The Importance of Screening Mammography

Women often ask, “What is my risk of getting breast cancer?”

Well, here’s the bad news: One out of every ten women will develop breast cancer at some point in their lives. There are some risk factors that you can control and some that you can’t.

Lifestyle Factors That Increase Risk:

  • Drinking alcohol–Consuming more than one drink a day increases the risk of breast cancer.
  • Obesity or being overweight.

Lifestyle Factors That Lower Risk:

  • Regular exercise and physical activity.
  • Bearing children before the age of 30.

Risk Factors Beyond Your Control:

  • Being Female—Men get breast cancer too, but the disease is unfortunately about one thousand times more common in women.
  • Age—Cancer risk increases with age.
  • Genetic Factors—5% to 10% of breast cancers are hereditary. If you have a strong family history of breast or ovarian cancer, we recommend you discuss your personal risk with a genetic counselor or your physician.
  • Breast Density—Women’s breasts are composed of both fat and glandular tissue. Most women’s breasts consist of predominately fatty tissue, but 40% of women have dense or glandulartype breasts. Not only do women with dense breasts have a higher risk of breast cancer, it is also more difficult for a screening mammogram to detect the presence of cancer in these women.

But don’t despair. There is some good news! Advances in technology now allow radiologists to detect breast cancer in its earliest stages. And a mammogram, or low-dose X-ray of the breast, is the mainstay for early detection. In fact, the American Cancer Society recommends that women should begin yearly mammograms by age 45 and should be given the choice to start as early as age 40 if they want.

Unfortunately, simple screening mammograms don’t always detect cancer in dense breasts and advances in technology have allowed us to improve our ability to detect cancer earlier. Outlined below are the various tests we run for breast cancer, starting with the simplest and moving to the most complex.

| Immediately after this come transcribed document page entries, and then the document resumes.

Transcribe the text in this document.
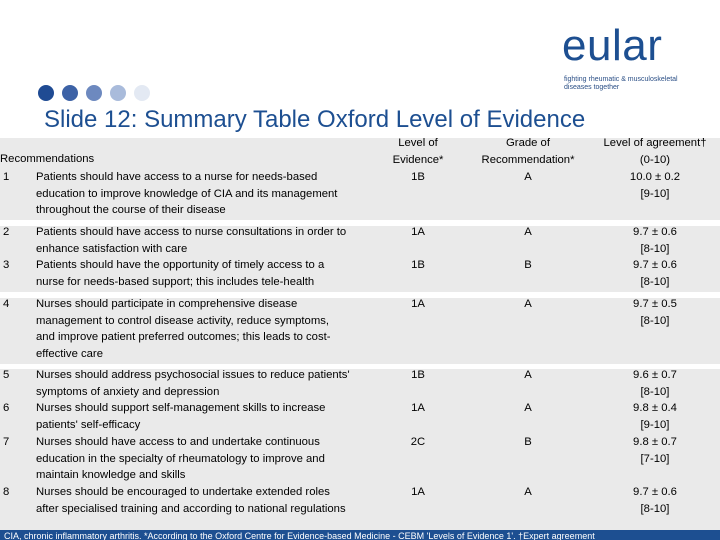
eular
fighting rheumatic & musculoskeletal diseases together
Slide 12: Summary Table Oxford Level of Evidence
Recommendations
Level of
Evidence*
Grade of
Recommendation*
Level of agreement†
(0-10)
1 Patients should have access to a nurse for needs-based
education to improve knowledge of CIA and its management
throughout the course of their disease
1B	A	10.0 ± 0.2
[9-10]
2 Patients should have access to nurse consultations in order to
enhance satisfaction with care
1A	A	9.7 ± 0.6
[8-10]
3 Patients should have the opportunity of timely access to a
nurse for needs-based support; this includes tele-health
1B	B	9.7 ± 0.6
[8-10]
4 Nurses should participate in comprehensive disease
management to control disease activity, reduce symptoms,
and improve patient preferred outcomes; this leads to cost-
effective care
1A	A	9.7 ± 0.5
[8-10]
5 Nurses should address psychosocial issues to reduce patients'
symptoms of anxiety and depression
1B	A	9.6 ± 0.7
[8-10]
6 Nurses should support self-management skills to increase
patients' self-efficacy
1A	A	9.8 ± 0.4
[9-10]
7 Nurses should have access to and undertake continuous
education in the specialty of rheumatology to improve and
maintain knowledge and skills
2C	B	9.8 ± 0.7
[7-10]
8 Nurses should be encouraged to undertake extended roles
after specialised training and according to national regulations
1A	A	9.7 ± 0.6
[8-10]
CIA, chronic inflammatory arthritis. *According to the Oxford Centre for Evidence-based Medicine - CEBM 'Levels of Evidence 1'. †Expert agreement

  • Screening Mammogram — This is a simple 2D conventional exam that takes about tenminutes for women with no breast symptoms (ex. breast pain, lumps, discharge, etc.). Two images of each breast are obtained and interpreted by a radiologist.
  • 3D (Tomosynthesis) Mammogram — This is a 3D tomographic mammogram. This FDA approved exam allows the radiologist to better evaluate the breast millimeter by millimeter, eliminating the problem of overlapping breast tissues, which can obstruct breast cancer detection. This exam can increase breast cancer detection by 40% and reduces the times patients may have to come back for additional views by 50%.
  • Diagnostic Mammogram — This is a longer and more thorough examination of the breasts. When a screening mammogram shows abnormalities, then we’ll move to the diagnostic level. However, if a patient is exhibiting breast symptoms, including pain or a palpable lump, then we’ll jump right to a diagnostic mammogram.
  • Diagnostic Breast Ultrasound — Like any other ultrasound, this test uses high-frequency sound waves to produce images of the inside of the body. When a woman has palpable lumps or dense breasts, we will often take an ultrasound of the breast to complement the diagnostic mammogram. This gives us a more complete picture of what is going on inside.
  • Whole Breast Ultrasound (WBUS) — Uses ultrasound as an automated method to scan the whole breast. This is a very effective tool to screen for cancer for women with dense breast tissue. • Magnetic Resonance Imaging (MRI) of the Breast — This is the most complex and timeconsuming of the tests. A breast MRI is most often performed after a woman has already been diagnosed with breast cancer in order to determine the extent of the disease. However, for women with a high genetic risk of cancer, an MRI can be used in conjunction with both a diagnostic mammogram and an ultrasound to provide a comprehensive screening. Taken together, these three tests can detect cancer at its absolute earliest stages.

The various tests and appropriateness can be somewhat overwhelming. Just remember that your radiologist is an expert in breast cancer detection and imaging. At Reno Diagnostic Centers, we have skilled radiologists and technologists to guide you through the process. We are always happy to meet with you to discuss your concerns and answer any questions.

Here’s the bottom line: if you are at all concerned about breast cancer, please get a mammogram. Don’t let cost or lack of insurance deter you. At RDC, we offer free screening mammograms for women that meet the screening criteria and do not have insurance. In fact, in the month of May, RDC is hosting Free Mammo Mondays for women without medical insurance to help raise awareness of the importance of regular screening mammograms.

Working together, we can catch cancer early and take steps to beat it. And that’s the best news! When diagnosed early and countered with effective treatments, breast cancer is a curable disease.